CVE-2021-40764: 
Adobe Character Animator vulnerability analysis and mitigation

Adobe Character Animator version 4.4 and earlier versions contain a memory corruption vulnerability when parsing M4A files. The vulnerability was discovered and assigned CVE-2021-40764, with the initial record created on September 8, 2021. This security flaw requires user interaction to be exploited (CVE Mitre).

The vulnerability is classified as a memory corruption issue, specifically related to 'Access of Memory Location After End of Buffer' which can lead to arbitrary code execution. The vulnerability has a CVSS severity rating of 7.8, indicating a high severity level (Threatpost).

If successfully exploited, this vulnerability could potentially result in arbitrary code execution in the context of the current user. The execution would occur with the same privileges as the user running the Adobe Character Animator application (CVE Mitre).

Adobe has released patches to address this vulnerability as part of an out-of-band security update.
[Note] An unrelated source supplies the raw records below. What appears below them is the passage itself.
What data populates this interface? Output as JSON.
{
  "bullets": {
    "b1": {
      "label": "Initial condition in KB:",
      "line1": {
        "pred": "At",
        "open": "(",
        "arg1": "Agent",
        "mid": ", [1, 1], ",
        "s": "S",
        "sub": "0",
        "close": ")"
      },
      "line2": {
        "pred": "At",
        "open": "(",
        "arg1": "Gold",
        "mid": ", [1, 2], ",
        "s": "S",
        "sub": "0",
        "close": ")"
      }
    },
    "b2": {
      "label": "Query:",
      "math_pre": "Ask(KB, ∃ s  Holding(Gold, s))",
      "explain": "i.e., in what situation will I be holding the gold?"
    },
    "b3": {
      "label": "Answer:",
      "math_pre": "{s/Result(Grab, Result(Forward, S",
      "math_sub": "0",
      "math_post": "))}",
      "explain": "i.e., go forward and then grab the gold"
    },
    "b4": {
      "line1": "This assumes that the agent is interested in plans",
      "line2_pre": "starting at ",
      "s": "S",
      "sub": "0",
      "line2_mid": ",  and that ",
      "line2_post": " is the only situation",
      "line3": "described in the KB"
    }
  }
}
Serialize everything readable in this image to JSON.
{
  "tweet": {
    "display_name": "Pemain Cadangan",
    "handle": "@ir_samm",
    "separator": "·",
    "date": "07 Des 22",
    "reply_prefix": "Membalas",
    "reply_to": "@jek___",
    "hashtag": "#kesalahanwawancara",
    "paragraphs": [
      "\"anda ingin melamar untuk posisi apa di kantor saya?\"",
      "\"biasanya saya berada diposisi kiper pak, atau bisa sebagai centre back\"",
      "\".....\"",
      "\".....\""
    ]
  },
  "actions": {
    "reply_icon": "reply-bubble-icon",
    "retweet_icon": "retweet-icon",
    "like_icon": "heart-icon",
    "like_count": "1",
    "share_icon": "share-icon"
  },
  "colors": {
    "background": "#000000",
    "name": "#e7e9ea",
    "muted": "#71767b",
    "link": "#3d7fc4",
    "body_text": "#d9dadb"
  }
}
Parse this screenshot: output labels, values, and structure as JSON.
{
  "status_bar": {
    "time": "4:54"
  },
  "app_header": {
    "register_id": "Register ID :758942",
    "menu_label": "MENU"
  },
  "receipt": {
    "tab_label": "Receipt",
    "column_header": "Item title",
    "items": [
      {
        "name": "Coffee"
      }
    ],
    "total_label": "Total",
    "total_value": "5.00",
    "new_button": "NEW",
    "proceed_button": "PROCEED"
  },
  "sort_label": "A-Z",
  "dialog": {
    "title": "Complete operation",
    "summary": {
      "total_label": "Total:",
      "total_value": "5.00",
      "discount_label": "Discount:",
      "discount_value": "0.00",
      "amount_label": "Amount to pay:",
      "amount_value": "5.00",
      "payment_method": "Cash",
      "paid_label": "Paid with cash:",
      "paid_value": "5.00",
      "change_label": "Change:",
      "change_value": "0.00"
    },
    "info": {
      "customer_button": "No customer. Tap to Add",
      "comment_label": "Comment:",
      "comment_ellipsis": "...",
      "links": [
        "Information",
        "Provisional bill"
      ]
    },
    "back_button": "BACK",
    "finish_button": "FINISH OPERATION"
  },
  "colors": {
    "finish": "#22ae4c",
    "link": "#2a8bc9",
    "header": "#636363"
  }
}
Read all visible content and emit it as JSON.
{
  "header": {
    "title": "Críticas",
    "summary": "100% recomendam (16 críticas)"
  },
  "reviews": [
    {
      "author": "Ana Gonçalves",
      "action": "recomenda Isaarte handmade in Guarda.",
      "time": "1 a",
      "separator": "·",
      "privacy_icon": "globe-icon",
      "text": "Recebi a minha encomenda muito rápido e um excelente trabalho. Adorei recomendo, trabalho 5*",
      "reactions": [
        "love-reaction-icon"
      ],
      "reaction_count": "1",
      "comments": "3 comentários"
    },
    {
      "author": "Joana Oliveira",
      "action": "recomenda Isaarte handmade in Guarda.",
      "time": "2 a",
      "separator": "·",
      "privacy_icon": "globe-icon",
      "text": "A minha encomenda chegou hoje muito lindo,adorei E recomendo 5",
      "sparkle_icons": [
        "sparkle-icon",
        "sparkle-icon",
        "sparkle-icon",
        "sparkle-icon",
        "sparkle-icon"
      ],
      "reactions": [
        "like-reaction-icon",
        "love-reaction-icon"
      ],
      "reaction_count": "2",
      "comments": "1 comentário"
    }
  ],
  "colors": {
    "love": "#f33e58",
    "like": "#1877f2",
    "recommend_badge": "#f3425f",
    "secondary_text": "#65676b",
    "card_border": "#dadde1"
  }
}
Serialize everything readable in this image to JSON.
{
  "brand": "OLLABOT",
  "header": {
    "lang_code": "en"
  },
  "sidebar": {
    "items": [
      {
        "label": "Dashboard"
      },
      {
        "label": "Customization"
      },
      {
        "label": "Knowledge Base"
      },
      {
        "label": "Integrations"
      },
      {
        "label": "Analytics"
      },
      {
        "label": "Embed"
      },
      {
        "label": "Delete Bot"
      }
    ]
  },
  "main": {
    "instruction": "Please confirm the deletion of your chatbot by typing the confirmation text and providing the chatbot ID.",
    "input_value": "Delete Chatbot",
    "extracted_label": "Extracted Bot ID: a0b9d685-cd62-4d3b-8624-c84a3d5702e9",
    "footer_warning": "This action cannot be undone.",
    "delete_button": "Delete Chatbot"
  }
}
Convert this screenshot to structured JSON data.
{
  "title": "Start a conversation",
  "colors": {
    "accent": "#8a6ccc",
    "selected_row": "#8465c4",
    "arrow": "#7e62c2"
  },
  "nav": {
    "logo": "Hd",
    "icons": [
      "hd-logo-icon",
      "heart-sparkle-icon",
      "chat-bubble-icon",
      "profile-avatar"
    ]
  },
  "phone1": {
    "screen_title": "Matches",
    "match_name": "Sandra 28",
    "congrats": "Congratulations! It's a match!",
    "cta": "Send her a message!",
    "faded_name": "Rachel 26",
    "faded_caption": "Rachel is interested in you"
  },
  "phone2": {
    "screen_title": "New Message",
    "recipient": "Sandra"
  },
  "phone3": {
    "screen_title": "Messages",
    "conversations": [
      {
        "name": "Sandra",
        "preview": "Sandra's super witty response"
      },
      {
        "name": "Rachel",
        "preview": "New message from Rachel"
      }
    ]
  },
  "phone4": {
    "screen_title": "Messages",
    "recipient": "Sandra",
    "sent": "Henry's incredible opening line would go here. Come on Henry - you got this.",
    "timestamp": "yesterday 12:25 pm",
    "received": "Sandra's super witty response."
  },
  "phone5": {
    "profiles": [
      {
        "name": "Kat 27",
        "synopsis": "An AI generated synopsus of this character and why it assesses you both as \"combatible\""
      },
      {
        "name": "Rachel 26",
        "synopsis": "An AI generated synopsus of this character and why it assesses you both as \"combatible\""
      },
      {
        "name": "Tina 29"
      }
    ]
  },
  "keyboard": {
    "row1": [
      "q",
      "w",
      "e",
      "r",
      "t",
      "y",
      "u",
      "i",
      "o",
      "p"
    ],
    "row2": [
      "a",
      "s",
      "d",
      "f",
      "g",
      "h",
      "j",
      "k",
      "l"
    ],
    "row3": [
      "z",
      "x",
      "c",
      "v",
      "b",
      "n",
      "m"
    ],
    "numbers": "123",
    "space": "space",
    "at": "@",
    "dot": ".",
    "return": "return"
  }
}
The fix was included in Adobe's security bulletin APSB21-95, and administrators are advised to apply the update according to their security policies (Adobe Security).

The vulnerability was discovered and reported by CQY of Topsec Alpha Team, along with several other vulnerabilities in Adobe products. This was part of a larger security update from Adobe that addressed 92 vulnerabilities across 14 products (Threatpost).